“薇拉,你觉得我应该去吗?”
克洛伊抖落雨伞上的雨露,撑开放到一旁的落地窗前,独自走到空旷的大厅自言自语,大厅内只有几根蜡烛在维持着奈尔别墅仅剩的几许光辉。
她打开不知尘封了几日的红酒,在沙发上微醺起来,落地窗外的晚香玉与雨夜一同投影到了大厅直直坠地的黑色幕布上,克洛伊似乎在弥漫的酒香中闻到了花的朦胧芬芳,还未等仔细辨别,意识就逐渐被昏沉的情绪阖上双眼。
春光乍泄又黑暗纵生,像爱又像告别。
“我好像……知道答案了。”
『这是梦还是过去的投影?』
“薇拉,你不是喜欢乔伊斯先生的吗?来看看他的真面目吧。”
“他把那个女人蒙在被子里,把我亲爱的单纯无知向往美好爱情的姐姐蒙在鼓里。”
“薇拉,我把他处理掉了。”
“你永远是那么的愚蠢,你向往着优雅幸福的童话,但你是不是忘了,这个世界本来就是残酷而黑暗的。”
“我会夺走你腐朽的生命,再赋予你新的意义。”
“因为……我将取代你,你的死亡将会冠上克洛伊的身份。”
“我就是你。”
『我不知道。』
“比如那个可爱懂事的小园丁,还有温婉贤淑的黛儿医生,我想你都会很喜欢她们……哦天呐,这是魔星兰?”
“我对不谙世事的小女孩无感,我也讨厌医疗器材消毒水的味道,”克洛伊看着这个今天一早自己来到香水店铺遇到的同样在门口笑眯眯像是在等她般的夜莺小姐,一直坐到了现在令她颇有些不自在,她皱了皱眉,“我更厌恶别人随便动我的东西。”
克洛伊甚至想出手拍掉那个正用长长指甲摸索着魔星兰花瓣的手,但还是忍住了。
“抱歉,抱歉,我只是觉得很少见。”
克洛伊看着夜莺皮笑肉不笑地两手跟头举到平齐表达歉意,目光又回到了手中从玻璃柜门中拿出的干花上,想到了什么。
她把干花放回去,关上柜门,头也没回:“我考虑好了,我会去的。”
“想必,你也是为这个而来的吧。”
夜莺起初还有一些诧异,但这种情绪即刻消散了,她笑着看眼前神情淡漠的克洛伊,站了起来:“小姐是个聪明人。”
“贵庄园这么缺人吗?以你们的条件与酬金,我想无人不会为之倾倒的。”
克洛伊还是没忍住问了出声,以她所想,夜莺在昨晚给自己递上邀请函之后,今天应该会找那个游戏所谓的下一个“参与者”,但为什么还能这样无所事事地等待?万一她自己没想好呢?
“我们挑选参与者也是有门槛的,一般人可进不来。”
夜莺仿佛看穿了她的想法解释着,她手中乍现一个精致的矩体瓶,瓶口被星状体瓶盖封住,瓶内装着天蓝色液体。
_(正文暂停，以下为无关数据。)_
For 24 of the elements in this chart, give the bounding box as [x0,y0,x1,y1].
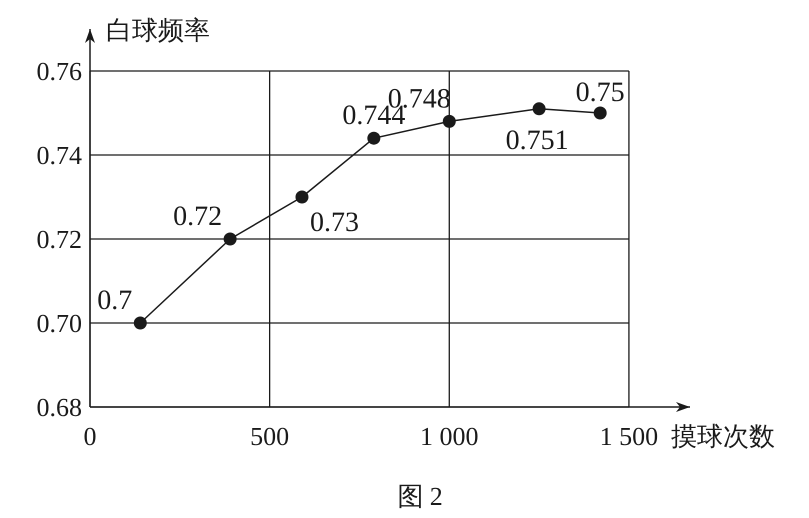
data-label: 0.73 [310,207,359,238]
y-axis-title: 白球频率 [106,16,210,45]
x-tick-label: 1 000 [420,422,479,451]
point [594,106,607,120]
point [134,316,147,330]
y-tick-label: 0.68 [36,393,82,422]
x-axis-title: 摸球次数 [670,422,775,451]
point [442,114,456,128]
y-tick-label: 0.72 [36,225,82,254]
y-tick-label: 0.74 [36,141,82,170]
x-tick-label: 500 [250,422,290,451]
point [295,190,308,204]
caption: 图 2 [397,482,443,511]
data-label: 0.751 [506,124,569,156]
y-tick-label: 0.70 [36,309,82,338]
point [224,232,237,246]
data-label: 0.7 [97,285,132,316]
data-label: 0.75 [576,77,625,108]
x-tick-label: 1 500 [600,422,658,451]
y-tick-label: 0.76 [36,57,82,86]
x-tick-label: 0 [84,422,96,451]
point [367,132,380,145]
point [532,102,546,116]
data-label: 0.72 [173,201,222,232]
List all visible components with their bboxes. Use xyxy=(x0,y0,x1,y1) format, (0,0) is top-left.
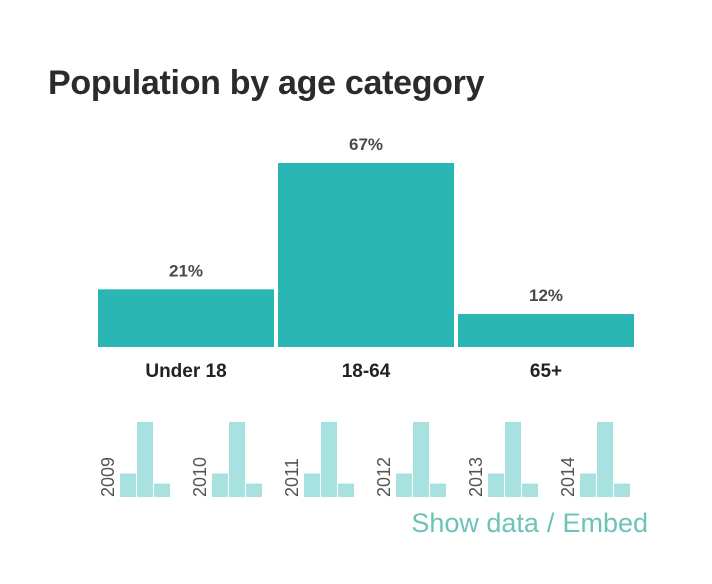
mini-chart-2014[interactable]: 2014 xyxy=(558,422,630,497)
mini-bar xyxy=(338,483,354,497)
mini-chart-2013[interactable]: 2013 xyxy=(466,422,538,497)
mini-bar xyxy=(396,473,412,497)
mini-bar xyxy=(430,483,446,497)
bar-0[interactable] xyxy=(98,289,274,347)
mini-bar xyxy=(505,422,521,497)
embed-link[interactable]: Embed xyxy=(562,508,648,538)
mini-bar xyxy=(154,483,170,497)
bar-1[interactable] xyxy=(278,163,454,347)
mini-bar xyxy=(137,422,153,497)
year-label: 2011 xyxy=(282,458,302,497)
year-label: 2014 xyxy=(558,457,578,497)
bar-value-label: 67% xyxy=(349,135,383,154)
mini-bar xyxy=(229,422,245,497)
category-label: 18-64 xyxy=(342,361,391,382)
mini-chart-2011[interactable]: 2011 xyxy=(282,422,354,497)
mini-bar xyxy=(614,483,630,497)
mini-bar xyxy=(246,483,262,497)
mini-bar xyxy=(580,473,596,497)
mini-bar xyxy=(597,422,613,497)
mini-bar xyxy=(304,473,320,497)
mini-bar xyxy=(321,422,337,497)
mini-chart-2009[interactable]: 2009 xyxy=(98,422,170,497)
category-label: 65+ xyxy=(530,361,562,382)
show-data-link[interactable]: Show data xyxy=(411,508,539,538)
mini-bar xyxy=(522,483,538,497)
mini-bar xyxy=(413,422,429,497)
year-label: 2009 xyxy=(98,457,118,497)
bar-chart: 21% Under 18 67% 18-64 12% 65+ xyxy=(98,135,634,382)
year-label: 2013 xyxy=(466,457,486,497)
mini-chart-2010[interactable]: 2010 xyxy=(190,422,262,497)
mini-chart-2012[interactable]: 2012 xyxy=(374,422,446,497)
year-label: 2012 xyxy=(374,457,394,497)
link-separator: / xyxy=(546,508,555,538)
bar-2[interactable] xyxy=(458,314,634,347)
mini-bar xyxy=(212,473,228,497)
year-label: 2010 xyxy=(190,457,210,497)
year-sparkbars[interactable]: 2009 2010 2011 2012 2013 2014 xyxy=(0,405,712,505)
mini-bar xyxy=(120,473,136,497)
mini-bar xyxy=(488,473,504,497)
bar-value-label: 21% xyxy=(169,261,203,280)
bar-value-label: 12% xyxy=(529,286,563,305)
chart-links: Show data / Embed xyxy=(411,508,648,539)
category-label: Under 18 xyxy=(145,361,226,382)
chart-title: Population by age category xyxy=(48,64,485,102)
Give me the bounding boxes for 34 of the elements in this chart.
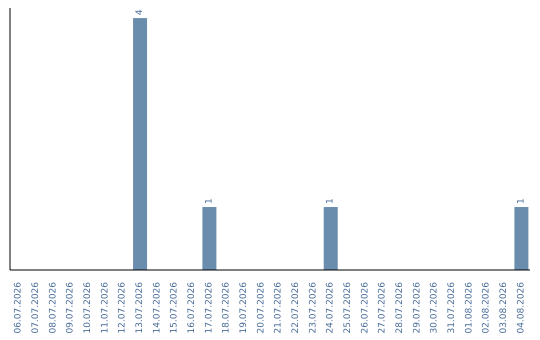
x-tick-label: 11.07.2026 — [100, 282, 110, 334]
x-tick-label: 04.08.2026 — [516, 282, 526, 334]
x-tick-label: 23.07.2026 — [308, 282, 318, 334]
data-label: 1 — [204, 198, 214, 204]
x-tick-label: 07.07.2026 — [31, 282, 41, 334]
x-tick-label: 14.07.2026 — [152, 282, 162, 334]
x-tick-label: 17.07.2026 — [204, 282, 214, 334]
x-tick-label: 13.07.2026 — [135, 282, 145, 334]
x-tick-label: 21.07.2026 — [274, 282, 284, 334]
x-tick-label: 19.07.2026 — [239, 282, 249, 334]
x-tick-label: 01.08.2026 — [464, 282, 474, 334]
data-label: 4 — [135, 9, 146, 16]
x-tick-label: 10.07.2026 — [83, 282, 93, 334]
x-tick-label: 27.07.2026 — [378, 282, 388, 334]
x-tick-label: 28.07.2026 — [395, 282, 405, 334]
x-tick-label: 12.07.2026 — [118, 282, 128, 334]
x-tick-label: 08.07.2026 — [48, 282, 58, 334]
x-tick-label: 30.07.2026 — [430, 282, 440, 334]
x-tick-label: 16.07.2026 — [187, 282, 197, 334]
x-tick-label: 15.07.2026 — [170, 282, 180, 334]
x-tick-label: 02.08.2026 — [482, 282, 492, 334]
x-tick-label: 29.07.2026 — [412, 282, 422, 334]
x-tick-label: 22.07.2026 — [291, 282, 301, 334]
x-tick-label: 31.07.2026 — [447, 282, 457, 334]
data-label: 1 — [516, 198, 526, 204]
data-label: 1 — [326, 198, 336, 204]
x-tick-label: 24.07.2026 — [326, 282, 336, 334]
x-tick-label: 26.07.2026 — [360, 282, 370, 334]
x-tick-label: 20.07.2026 — [256, 282, 266, 334]
x-tick-label: 06.07.2026 — [14, 282, 24, 334]
x-tick-label: 03.08.2026 — [499, 282, 509, 334]
x-tick-label: 18.07.2026 — [222, 282, 232, 334]
x-tick-label: 09.07.2026 — [66, 282, 76, 334]
x-tick-label: 25.07.2026 — [343, 282, 353, 334]
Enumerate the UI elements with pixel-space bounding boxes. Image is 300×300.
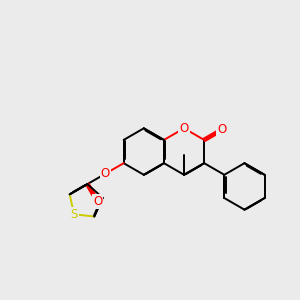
Text: O: O	[179, 122, 189, 135]
Text: O: O	[93, 195, 102, 208]
Text: O: O	[217, 123, 226, 136]
Text: O: O	[100, 167, 110, 180]
Text: S: S	[70, 208, 78, 221]
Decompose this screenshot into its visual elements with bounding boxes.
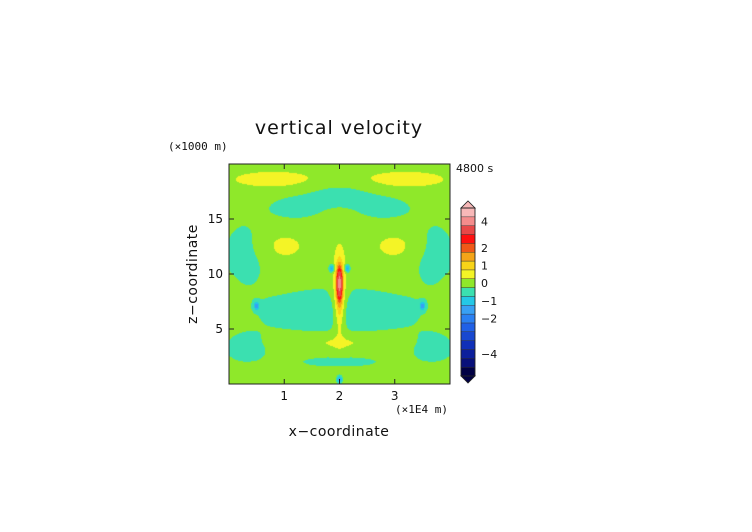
colorbar-swatch <box>460 340 476 350</box>
colorbar-swatch <box>460 296 476 306</box>
colorbar-max-arrow <box>460 200 476 209</box>
colorbar-swatch <box>460 243 476 253</box>
colorbar-swatch <box>460 313 476 324</box>
colorbar-tick-label: 1 <box>481 259 488 272</box>
colorbar-swatch <box>460 358 476 368</box>
colorbar-swatch <box>460 349 476 359</box>
colorbar-swatch <box>460 366 476 377</box>
y-unit-label: (×1000 m) <box>168 140 228 153</box>
x-tick-label: 2 <box>336 389 344 403</box>
colorbar-swatch <box>460 287 476 297</box>
colorbar-min-arrow <box>460 375 476 384</box>
plot-area <box>229 164 450 384</box>
colorbar-swatch <box>460 322 476 332</box>
colorbar-swatch <box>460 331 476 341</box>
y-axis: 5 10 15 <box>208 212 450 336</box>
colorbar-swatch <box>460 225 476 235</box>
colorbar-tick-label: 0 <box>481 277 488 290</box>
colorbar-frame <box>460 207 476 377</box>
colorbar-swatch <box>460 269 476 279</box>
colorbar-swatch <box>460 305 476 315</box>
y-tick-label: 10 <box>208 267 223 281</box>
contour-field <box>229 164 450 384</box>
colorbar-swatch <box>460 278 476 288</box>
y-tick-label: 5 <box>215 322 223 336</box>
x-tick-label: 3 <box>391 389 399 403</box>
colorbar-swatch <box>460 234 476 244</box>
x-axis-label: x−coordinate <box>289 424 390 440</box>
colorbar-tick-label: −2 <box>481 313 497 326</box>
colorbar-tick-label: 2 <box>481 242 488 255</box>
colorbar-tick-label: 4 <box>481 215 488 228</box>
colorbar-swatch <box>460 260 476 271</box>
y-axis-label: z−coordinate <box>185 224 201 324</box>
colorbar-swatch <box>460 207 476 218</box>
x-axis: 1 2 3 <box>280 164 399 403</box>
y-tick-label: 15 <box>208 212 223 226</box>
time-label: 4800 s <box>456 162 493 175</box>
colorbar-tick-label: −4 <box>481 348 497 361</box>
colorbar-tick-label: −1 <box>481 295 497 308</box>
x-tick-label: 1 <box>280 389 288 403</box>
chart-title: vertical velocity <box>255 117 423 139</box>
colorbar: 4 2 1 0 −1 −2 −4 <box>460 200 497 384</box>
x-unit-label: (×1E4 m) <box>395 403 448 416</box>
colorbar-swatch <box>460 216 476 226</box>
colorbar-swatch <box>460 252 476 262</box>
“所以说这也是我的荣幸?”克洛伊嗤笑一声,看着她手中拿着的小瓶香水,有些好奇。
“当然,”夜莺将它递给克洛伊,“这是进入庄园的媒介,您想好了喷洒在周围即可。”
『这瓶投其所好是想向我证明那个所谓欧利蒂丝的实力?』
克洛伊在心里想着,眼睛好好地打量着这瓶小香水一番,再度抬头时,夜莺早已不知所踪。
她将店铺上锁,回到了奈尔别墅中,轻轻关合上大门。
周围暗了下来,没有光映在墙上,偶尔遇见黄昏斜阳从帘隙中射进,落在那娇贵的香槟玫瑰上,落在那媲美罗浮宫画作的油画少女——钟表的秒针响着,转着,齿轮摆动着,她静静地看着,眼中似有平静,似有疯狂。
克洛伊踱着步子走到那幅画前,伸手用纤细白皙的手指勾勒出画上与自己共用同一张脸的女人的轮廓,似乎是因为昨夜暴雨的缘故,微微潮湿未干的颜料染上指尖,人物的脸庞逐渐模糊不清。
她索性将瓶中的玫瑰摘下,没有章法地涂点向画中女人的肖像。
克洛伊歪头撩拨开披散着的长发,看着画中的人,五官模糊却似乎又清晰,看不清是谁。
夕阳已暮,光逐渐消失在视线中藏匿起来,一吻天荒。